By keeping the promise of his image in line with the delivery of his actions – and never letting the two pull apart.
Obama is an effective brand built on the image of change. Implemented by a team of brilliant strategists, the brand has gone from the control of campaigning to the chaos of governing.
“The challenge for Barack Obama is that he won this remarkable campaign of being all things to all people,” said Republican strategist Alex Castellanos. "You can’t be that when you govern."
Unfortunately for Obama, a little brand-tampering has occurred in the past two weeks: the tax challenges of Treasury Secretary Tim Geitner; the domestic-help tax issue of first-ever “performance czar” Nancy Killefer; the pay-to-play legal issues of Commerce nominee Bill Richardson; and the car-and-driver tax issues of Health and Human Services nominee Tom Daschle. Three of those four did not survive.
And don’t forget the Obama White House’s all-lobbyists-are-bad-except-my-lobbyists exemptions.
None of this lives up to the whole “Change you can believe in” branding – but neither does it become a Tylenol-tampering moment, when outside influences tarnish the brand, or a “let's re-invent Coke with New Coke” internal-decision disaster.
Obama the Brand was elected on a great wave of hope, that things somehow could be different. What he needs to do is to demonstrate that somehow things will be different.
Every time a Geitner or Daschle moment occurs, it reminds people of the old Washington – not what they voted and hoped for.
The team that protects the brand is on constant guard to deflect outside damage and internal gimmicks that might erode it. That includes what any good marketing team outside of politics does to keep a brand name appealing: focus groups and market research – a tactic that Obama's chief political adviser, David Axelrod, freely admits using.

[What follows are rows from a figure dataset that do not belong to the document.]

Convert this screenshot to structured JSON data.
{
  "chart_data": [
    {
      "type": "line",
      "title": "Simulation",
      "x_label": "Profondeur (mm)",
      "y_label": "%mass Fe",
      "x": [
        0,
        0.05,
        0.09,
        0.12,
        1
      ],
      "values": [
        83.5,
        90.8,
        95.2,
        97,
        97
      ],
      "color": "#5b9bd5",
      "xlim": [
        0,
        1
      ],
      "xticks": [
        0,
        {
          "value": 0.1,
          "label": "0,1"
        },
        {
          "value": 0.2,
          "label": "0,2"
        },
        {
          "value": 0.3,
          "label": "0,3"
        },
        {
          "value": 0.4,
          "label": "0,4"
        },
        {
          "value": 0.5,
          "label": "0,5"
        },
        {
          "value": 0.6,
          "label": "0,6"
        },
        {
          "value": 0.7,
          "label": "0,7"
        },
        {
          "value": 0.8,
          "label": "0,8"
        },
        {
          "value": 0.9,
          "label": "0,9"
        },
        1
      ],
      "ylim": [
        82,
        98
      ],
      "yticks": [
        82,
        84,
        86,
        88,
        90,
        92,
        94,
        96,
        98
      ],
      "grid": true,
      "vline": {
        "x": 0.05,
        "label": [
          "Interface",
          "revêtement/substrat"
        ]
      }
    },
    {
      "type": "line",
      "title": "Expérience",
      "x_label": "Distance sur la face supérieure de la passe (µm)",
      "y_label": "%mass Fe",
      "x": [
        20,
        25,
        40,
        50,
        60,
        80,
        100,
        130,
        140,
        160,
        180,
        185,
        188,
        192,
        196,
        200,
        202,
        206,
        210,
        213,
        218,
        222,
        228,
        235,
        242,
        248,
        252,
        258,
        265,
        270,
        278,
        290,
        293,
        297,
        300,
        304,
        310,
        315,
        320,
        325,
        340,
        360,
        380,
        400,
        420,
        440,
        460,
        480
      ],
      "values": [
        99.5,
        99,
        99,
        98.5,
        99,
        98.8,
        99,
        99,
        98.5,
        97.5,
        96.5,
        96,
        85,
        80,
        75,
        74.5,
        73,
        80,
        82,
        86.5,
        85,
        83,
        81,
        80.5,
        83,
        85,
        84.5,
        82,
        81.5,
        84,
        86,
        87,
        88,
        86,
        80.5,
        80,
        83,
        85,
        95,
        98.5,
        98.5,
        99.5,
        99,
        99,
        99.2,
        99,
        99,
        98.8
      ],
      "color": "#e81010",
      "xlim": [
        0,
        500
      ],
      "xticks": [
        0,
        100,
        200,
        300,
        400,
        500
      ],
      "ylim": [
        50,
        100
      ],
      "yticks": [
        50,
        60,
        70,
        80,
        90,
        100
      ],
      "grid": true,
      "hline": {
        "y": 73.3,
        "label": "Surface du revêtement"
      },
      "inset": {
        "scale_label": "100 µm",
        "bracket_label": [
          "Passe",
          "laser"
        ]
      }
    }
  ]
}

Axelrod employed focus-group research to poll public attitudes about the economy, Obama’s biggest challenge heading into the White House. Those results are being used for message-framing and language, as the president and Congress talk stimulus proposals.
When the Daschle disaster hit, Obama wisely engaged in a multi-network “I am sorry, I screwed up” tour. That reinforced his "things are different now in Washington" image.
Anything that comes across as politics-as-usual is bad for his brand; all things outside of that, such as bipartisan outreach (whether or not it works) are good.
In many ways, Obama’s different-Washington line in the sand has boxed-in his administration.
All of the adults in the room know that many of the really smart, experienced hands in Washington have been in government before or hang around government – a path that leads directly to K Street, a.k.a. “Lobbyist Row.”
Proselytizing during a campaign about not using lobbyists may look great on newspaper editorial pages. Yet branding lobbying as horse dung leaves you open to eventually stepping in it.
“When it comes to lobbyists, politicians need to stop acting holier than thou,” said Bert Rockman, Purdue University political science professor. “Yes, it plays well with public opinion, but if the bar is set high enough, no one who knows anything will be in a position to do anything.”
The consequence is that we will have a government of incompetents and incompetence.
Our system depends on money. Either we change that system so that it’s less money-dependent, or we accept that people leaving office will work directly or indirectly for the numerous interests that have a stake in what government does.
“Look, everyone knows the Obama brand is ‘change,’ but it does not take much to prove it is not,” warns GOP strategist Castellanos. “… It is something much more fluid and flexible.”
Rockman puts it a different way: Obama is definitely on message, “but this is a message he may live to regret.”